I.
PENDAHULUAN
Tidak
dapat dielakkan lagi, bahwa pemikiran filsafat Islam dipengaruhi oleh filsafat
Yunani. Para filosof Islam banyak yang mengambil pemikiran-pemikiran
Aristoteles, sehingga banyak teori-teori filsafat Yunani diambil oleh filsafat
Islam. Para filosof Islam banyak terpengaruh oleh orang-orang sebelumnya yaitu
filosof Yunani.
Seorang
filosof berhak mengambil sebagian pandangan orang lain, tetapi itu tidak menghalanginya
untuk membawa teori-teori dan filsafatnya sendiri. Ibnu Sina misalnya walaupun
sebagai murid yang murni dari Aristoteles tetapi ia mempunyai pandangan
tersendiri yang tidak dikatakan oleh gurunya.
Filosof-filosof
islam, secara umum hidup didalam lingkungan dan kondisi yang berbeda dengan
filosof-filosof lain, sehingga salah jika kita mengabaikan berbagai pengaruh
kondisi ini dalam pemikiran dan teori-teori mereka. Jadi, dunia islam mampu
menyusun suatu filsafat untuk dirinya sendiri yang berjalan seiring dengan
nilai pokok agama dan kondisi sosialnya, dan tidak sesuatu apapun yang dapat
menolong untuk mengenal dan mengetahui hakikat filsafat ini, kecuali harus
mempelajari dan menjelaskannya.
Dalam
konteks inilah, diawal pembahasan akan dilakukan telaah historis terhadap
beberapa persoalan yang berhubungan dengan persoalan-persoalan sebagai berikut:
bagaimana sebenarnya definisi filsafat islam, bagaimana kontak pertama kaum
muslimin dengan filsafat yunani, dan bagaiman hubungan filsafat islam dengan
filsafat yunani.
II.
RUMUSAN MASALAH
1. Apa
definisi filsafat islam?
2. Bagaimana
kontak pertama kaum muslimin dengan filsafat yunani?
3. Bagaimana
hubungan filsafat islam dengan filsafat yunani?
III.
PEMBAHASAN
1.
Definisi
Filsafat Islam
Sebelum
mendalami lebih jauh makna filsafat islam, kita harus memahami arti dari
filsafat itu sendiri. Istilah filsafat dapat ditinjau melalui dua segi, yaitu
segi etimologi dan terminologi. Filsafat islam merupakan gabungan dari dua kata,
yaitu filsafat dan islam. Secara etimologi, filsafat berasal dari bahasa
Yunani, yaitu philein atau philos dan shophia. Kata philein atau
philos berarti cinta, tapi dalam
maknanya yang luas yakni berupa hasrat ingin tahu seseorang terhadap
kebijaksanaan. Sehingga secara sederhana, filsafat adalah mencintai
kebijaksanaan.
Secara
terminologis, filsafat merupakan kontemplasi atau mempelajari
pertanyaan-pertanyaan penting mengenai eksistensi kehidupan yang berakhir
dengan pencerahan dan pemahaman, sebuah visi mengenai keseluruhan.
Sementara
itu, kata Islam secara semantic
berasal dari akar kata salima yang
berarti menyerah, tunduk, dan selamat. Islam artinya menyerahkan diri kepada
Allah, dan dengan menyerahkan diri kepada-Nya maka akan memperoleh keselamatan
dan kedamaian.
Jadi, filsafat islam pada
hakikatnya adalah filsafat yang bercorak islami.[1]

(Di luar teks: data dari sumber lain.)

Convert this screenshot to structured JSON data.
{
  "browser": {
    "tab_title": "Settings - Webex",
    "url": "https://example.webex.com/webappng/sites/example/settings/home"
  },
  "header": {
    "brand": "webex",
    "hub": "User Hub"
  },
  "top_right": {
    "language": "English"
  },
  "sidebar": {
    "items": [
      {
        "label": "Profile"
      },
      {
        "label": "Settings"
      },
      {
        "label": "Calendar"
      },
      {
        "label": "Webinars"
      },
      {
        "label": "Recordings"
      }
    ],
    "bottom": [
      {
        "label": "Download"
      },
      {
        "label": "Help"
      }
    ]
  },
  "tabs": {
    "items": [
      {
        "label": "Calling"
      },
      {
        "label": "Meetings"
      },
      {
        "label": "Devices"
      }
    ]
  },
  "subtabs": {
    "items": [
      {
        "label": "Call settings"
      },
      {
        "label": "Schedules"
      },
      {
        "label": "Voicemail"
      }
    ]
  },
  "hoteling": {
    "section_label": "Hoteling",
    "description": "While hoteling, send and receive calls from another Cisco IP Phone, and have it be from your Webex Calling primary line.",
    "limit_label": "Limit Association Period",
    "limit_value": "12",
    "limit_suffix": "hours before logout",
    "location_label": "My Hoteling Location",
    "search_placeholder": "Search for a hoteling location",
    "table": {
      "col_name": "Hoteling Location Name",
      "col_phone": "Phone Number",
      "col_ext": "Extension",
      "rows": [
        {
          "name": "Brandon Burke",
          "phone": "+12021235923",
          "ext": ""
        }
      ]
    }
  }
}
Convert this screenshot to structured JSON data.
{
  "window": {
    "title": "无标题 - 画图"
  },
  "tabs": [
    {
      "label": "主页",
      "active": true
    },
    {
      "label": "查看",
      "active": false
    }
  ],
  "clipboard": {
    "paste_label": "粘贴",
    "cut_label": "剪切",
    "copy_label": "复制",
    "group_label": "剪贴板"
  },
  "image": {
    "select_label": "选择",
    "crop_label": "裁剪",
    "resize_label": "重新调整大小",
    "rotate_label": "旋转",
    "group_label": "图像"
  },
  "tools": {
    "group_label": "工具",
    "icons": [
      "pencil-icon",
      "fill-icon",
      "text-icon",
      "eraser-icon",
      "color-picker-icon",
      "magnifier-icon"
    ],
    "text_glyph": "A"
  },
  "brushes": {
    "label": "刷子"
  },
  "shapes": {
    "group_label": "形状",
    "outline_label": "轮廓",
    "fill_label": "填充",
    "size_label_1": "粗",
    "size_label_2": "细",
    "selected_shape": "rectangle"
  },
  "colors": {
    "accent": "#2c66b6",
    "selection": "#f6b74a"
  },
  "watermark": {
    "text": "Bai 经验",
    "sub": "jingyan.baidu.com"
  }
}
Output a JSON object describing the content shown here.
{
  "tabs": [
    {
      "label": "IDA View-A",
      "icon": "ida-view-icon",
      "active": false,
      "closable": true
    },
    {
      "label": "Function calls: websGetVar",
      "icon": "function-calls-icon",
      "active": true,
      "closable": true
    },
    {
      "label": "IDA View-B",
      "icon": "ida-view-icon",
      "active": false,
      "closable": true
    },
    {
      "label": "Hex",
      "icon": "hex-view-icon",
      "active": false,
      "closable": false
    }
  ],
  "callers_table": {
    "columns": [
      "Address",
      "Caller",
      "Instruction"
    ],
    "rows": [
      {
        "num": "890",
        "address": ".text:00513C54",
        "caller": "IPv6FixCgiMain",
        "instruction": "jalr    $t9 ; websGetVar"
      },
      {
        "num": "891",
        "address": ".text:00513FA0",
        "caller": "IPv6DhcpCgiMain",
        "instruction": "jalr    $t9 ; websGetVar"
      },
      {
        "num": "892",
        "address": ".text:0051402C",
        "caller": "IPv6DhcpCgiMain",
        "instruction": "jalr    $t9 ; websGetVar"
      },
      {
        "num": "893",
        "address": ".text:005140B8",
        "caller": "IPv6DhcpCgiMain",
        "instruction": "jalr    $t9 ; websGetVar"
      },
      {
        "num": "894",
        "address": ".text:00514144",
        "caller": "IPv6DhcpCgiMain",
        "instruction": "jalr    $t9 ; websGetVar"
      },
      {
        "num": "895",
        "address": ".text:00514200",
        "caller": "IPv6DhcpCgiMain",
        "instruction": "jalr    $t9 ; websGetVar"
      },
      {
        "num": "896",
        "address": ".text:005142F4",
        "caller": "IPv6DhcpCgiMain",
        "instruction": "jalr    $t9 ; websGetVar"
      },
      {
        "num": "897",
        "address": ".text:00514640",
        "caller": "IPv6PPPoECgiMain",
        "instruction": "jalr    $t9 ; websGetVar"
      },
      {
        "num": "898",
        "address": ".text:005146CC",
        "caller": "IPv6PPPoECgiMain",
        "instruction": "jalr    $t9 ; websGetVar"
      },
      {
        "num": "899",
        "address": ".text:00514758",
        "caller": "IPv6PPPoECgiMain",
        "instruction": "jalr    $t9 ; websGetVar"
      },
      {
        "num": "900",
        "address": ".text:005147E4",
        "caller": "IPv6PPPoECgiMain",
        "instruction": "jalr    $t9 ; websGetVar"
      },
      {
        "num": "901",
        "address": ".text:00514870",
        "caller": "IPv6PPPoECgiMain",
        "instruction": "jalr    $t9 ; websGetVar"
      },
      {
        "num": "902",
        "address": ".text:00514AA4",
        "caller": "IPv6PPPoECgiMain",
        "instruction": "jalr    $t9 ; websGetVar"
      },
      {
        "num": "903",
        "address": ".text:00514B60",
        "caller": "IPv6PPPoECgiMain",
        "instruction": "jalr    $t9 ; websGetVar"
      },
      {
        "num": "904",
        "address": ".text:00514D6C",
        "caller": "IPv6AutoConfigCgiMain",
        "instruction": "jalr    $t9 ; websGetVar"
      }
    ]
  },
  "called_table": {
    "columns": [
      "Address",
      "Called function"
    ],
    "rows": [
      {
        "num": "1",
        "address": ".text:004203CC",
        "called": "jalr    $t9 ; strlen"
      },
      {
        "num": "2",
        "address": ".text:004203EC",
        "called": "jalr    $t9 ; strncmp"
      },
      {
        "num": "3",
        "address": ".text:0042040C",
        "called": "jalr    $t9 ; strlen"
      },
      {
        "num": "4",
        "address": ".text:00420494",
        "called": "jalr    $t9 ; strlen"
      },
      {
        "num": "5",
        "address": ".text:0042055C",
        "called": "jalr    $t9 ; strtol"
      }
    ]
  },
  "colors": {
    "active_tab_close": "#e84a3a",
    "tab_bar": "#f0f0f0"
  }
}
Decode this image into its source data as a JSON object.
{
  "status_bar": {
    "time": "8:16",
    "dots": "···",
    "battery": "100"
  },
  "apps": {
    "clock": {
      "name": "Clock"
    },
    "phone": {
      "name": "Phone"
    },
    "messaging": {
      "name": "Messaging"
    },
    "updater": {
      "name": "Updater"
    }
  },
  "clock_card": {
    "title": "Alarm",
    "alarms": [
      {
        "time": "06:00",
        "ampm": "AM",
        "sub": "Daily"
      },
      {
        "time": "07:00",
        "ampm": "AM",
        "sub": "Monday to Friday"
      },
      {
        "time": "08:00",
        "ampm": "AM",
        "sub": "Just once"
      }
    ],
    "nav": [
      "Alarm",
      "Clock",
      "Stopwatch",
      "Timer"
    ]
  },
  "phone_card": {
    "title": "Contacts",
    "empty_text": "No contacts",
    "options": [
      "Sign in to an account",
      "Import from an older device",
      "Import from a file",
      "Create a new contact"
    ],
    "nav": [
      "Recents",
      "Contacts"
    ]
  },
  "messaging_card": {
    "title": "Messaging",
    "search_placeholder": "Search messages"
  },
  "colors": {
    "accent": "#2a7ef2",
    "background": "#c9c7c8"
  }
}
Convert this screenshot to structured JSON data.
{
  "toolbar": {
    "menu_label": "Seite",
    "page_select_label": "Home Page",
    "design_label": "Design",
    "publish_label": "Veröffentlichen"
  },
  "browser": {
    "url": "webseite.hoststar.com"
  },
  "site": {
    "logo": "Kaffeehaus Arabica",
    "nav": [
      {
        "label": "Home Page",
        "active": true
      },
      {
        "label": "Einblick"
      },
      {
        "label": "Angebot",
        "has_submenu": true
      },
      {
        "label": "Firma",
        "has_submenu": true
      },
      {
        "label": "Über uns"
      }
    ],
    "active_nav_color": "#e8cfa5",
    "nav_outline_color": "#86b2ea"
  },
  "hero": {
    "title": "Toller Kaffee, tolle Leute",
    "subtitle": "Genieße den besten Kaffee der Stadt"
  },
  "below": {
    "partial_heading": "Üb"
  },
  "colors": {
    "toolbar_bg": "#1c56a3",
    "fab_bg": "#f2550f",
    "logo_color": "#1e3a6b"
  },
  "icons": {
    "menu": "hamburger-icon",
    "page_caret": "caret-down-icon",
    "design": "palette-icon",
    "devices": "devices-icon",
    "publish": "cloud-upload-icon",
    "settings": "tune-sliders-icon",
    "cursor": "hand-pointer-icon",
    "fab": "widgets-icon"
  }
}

Filsafat islam membahas tentang hakikat kebenaran sesuatu secara sistematis,
radikal, dan universal. Sedangkan filsafat islam itu sendiri adalah hasil
pemikiran para filsuf tentang ketuhanan, kenabian, manusia dan alam yang
disinari ajaran agama islam dalam suatu pemikiran yang logis dan sistematis.
2.
Kontak
Pertama Kaum Muslimin dengan Filsafat Yunani
a. Penaklukan Alexander dan Perkembangan
Pemikiran Yunani di Timur Tengah
Perkembangan pemikiran Yunani di kawasan Timur Tengah
tidak dapat dilepaskan dari penaklukkan yang dilakukan Alexander yang Agung
terhadap kawasan tersebut. Ia dapat menguasai Arbela, sebelah Timur Tigris pada
tahun 331 yang pada waktu itu berada di bawah kekuasaan Darius. Kedatangannya
ke daerah tersebut tidak menghancurkan peradaban dan kebudayaan Persia, tetapi
sebaliknya ia berusaha menyatukan kebudayaan Yunani dan Persia. Dari segi
kultural, ia sendiri berusaha mengenakan pakaian secara Persia, dan orang-orang
Persia sendiri banyak pula yang diangkat menjadi pengawal-pengawalnya. Ia kawin
dengan Statira, anak Darius.[2]
Setelah Alexander meninggal, perkembangan selanjutnya
terdiri dari Kerajaan Ptolemeus di mesir, dengan Alexandria sebagai ibukotanya
dan kerajaan Seleucid (Seleucus) di Asia dengan kota-kota pentingnya seperti
Antioch di Siria, Seleucia di Mesopotamia dan Bactra di Persia sebelah Timur.
Ptolemus dan Seleucus berusaha meneruskan politik Alexander untuk menyatukan
kedua peradaban Yunani dan Iran. Sungguhpun usaha itu tidak berhasil, namun
kebudayaan dan peradaban Yunani meninggalkan bekas di daerah-daerah ini. Bahasa
administrasi yang dipakai disana ialah bahasa Yunani. Di Mesir dan Siria bahasa
ini tetap dipakai sesudah masuknya Islam ke dalam kedua daerah itu, dan baru
ditukar dengan bahasa Arab pada abad VII Masehi oleh Khalifah Bani Umayyah A.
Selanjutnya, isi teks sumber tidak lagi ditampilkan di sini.